To train the model in one device, command as follows:
```
python train.py
```
Arguments:
* `--device_target` : Device where the code will be implemented (Default: Ascend).
* `--data_path` : This should be set to the same directory given to the data_download's data_dir argument.
* `--epochs` : Total train epochs.
* `--batch_size` : Training batch size.
* `--eval_batch_size` : Eval batch size.
* `--field_size` : The number of features.
* `--vocab_size` : The total features of dataset.
* `--emb_dim` : The dense embedding dimension of sparse feature.
* `--deep_layers_dim` : The dimension of all deep layers.
* `--deep_layers_act` : The activation of all deep layers.
* `--dropout_flag` : Whether do dropout.
* `--keep_prob` : The rate to keep in dropout layer.
* `--ckpt_path` : The location of the checkpoint file.
* `--eval_file_name` : Eval output file.
* `--loss_file_name` : Loss output file.
* `--dataset_type` : tfrecord/mindrecord/hd5.
To train the model in distributed, command as follows:
```
# configure environment path before training
bash run_multinpu_train.sh RANK_SIZE EPOCHS DATASET RANK_TABLE_FILE
```
```
# configure environment path before training
bash run_auto_parallel_train.sh RANK_SIZE EPOCHS DATASET RANK_TABLE_FILE
```
To train the model in clusters, command as follows:'''
```
# deploy wide&deep script in clusters
# CLUSTER_CONFIG is a json file, the sample is in script/.
# EXECUTE_PATH is the scripts path after the deploy.
bash deploy_cluster.sh CLUSTER_CONFIG_PATH EXECUTE_PATH
# enter EXECUTE_PATH, and execute start_cluster.sh as follows.
# MODE: "host_device_mix"
bash start_cluster.sh CLUSTER_CONFIG_PATH EPOCH_SIZE VOCAB_SIZE EMB_DIM
DATASET ENV_SH RANK_TABLE_FILE MODE
```
To train and evaluate the model in parameter server mode, command as follows:'''
```
# SERVER_NUM is the number of parameter servers for this task.
# SCHED_HOST is the IP address of scheduler.
# SCHED_PORT is the port of scheduler.
# The number of workers is the same as RANK_SIZE.
bash run_parameter_server_train.sh RANK_SIZE EPOCHS DATASET RANK_TABLE_FILE SERVER_NUM SCHED_HOST SCHED_PORT
```
To evaluate the model, command as follows:
```
python eval.py
```
Arguments:
* `--device_target` : Device where the code will be implemented (Default: Ascend).
* `--data_path` : This should be set to the same directory given to the data_download's data_dir argument.
* `--epochs` : Total train epochs.
* `--batch_size` : Training batch size.
* `--eval_batch_size` : Eval batch size.
* `--field_size` : The number of features.
* `--vocab_size` : The total features of dataset.

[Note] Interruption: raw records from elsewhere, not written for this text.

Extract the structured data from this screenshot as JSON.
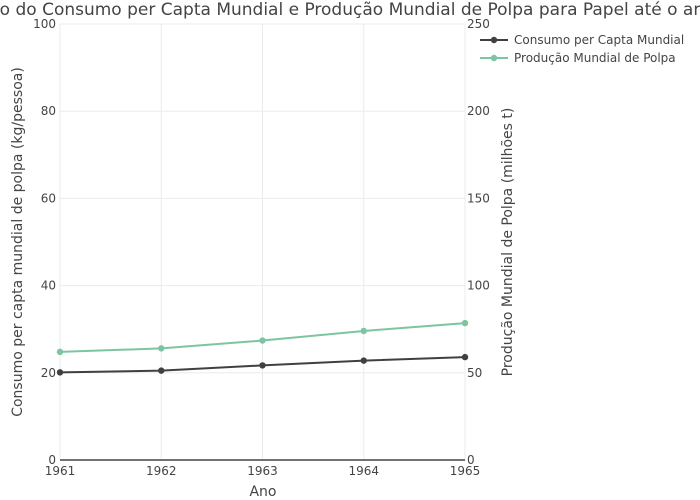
{
  "chart_data": {
    "type": "line",
    "title": "o do Consumo per Capta Mundial e Produção Mundial de Polpa para Papel até o ar",
    "xlabel": "Ano",
    "ylabel": "Consumo per capta mundial de polpa (kg/pessoa)",
    "y2label": "Produção Mundial de Polpa (milhões t)",
    "x": [
      "1961",
      "1962",
      "1963",
      "1964",
      "1965"
    ],
    "xlim": [
      1961,
      1965
    ],
    "ylim": [
      0,
      100
    ],
    "y2lim": [
      0,
      250
    ],
    "yticks": [
      "0",
      "20",
      "40",
      "60",
      "80",
      "100"
    ],
    "y2ticks": [
      "0",
      "50",
      "100",
      "150",
      "200",
      "250"
    ],
    "grid": true,
    "legend_position": "top-right",
    "series": [
      {
        "name": "Consumo per Capta Mundial",
        "axis": "y",
        "color": "#404040",
        "values": [
          20.1,
          20.5,
          21.7,
          22.8,
          23.6
        ]
      },
      {
        "name": "Produção Mundial de Polpa",
        "axis": "y2",
        "color": "#7dc4a0",
        "values": [
          62,
          64,
          68.5,
          74,
          78.5
        ]
      }
    ]
  }
}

* `--emb_dim` : The dense embedding dimension of sparse feature.
* `--deep_layers_dim` : The dimension of all deep layers.
* `--deep_layers_act` : The activation of all deep layers.
* `--keep_prob` : The rate to keep in dropout layer.
* `--ckpt_path` : The location of the checkpoint file.
* `--eval_file_name` : Eval output file.
* `--loss_file_name` : Loss output file.
There are other arguments about models and training process. Use the `--help` or `-h` flag to get a full list of possible arguments with detailed descriptions.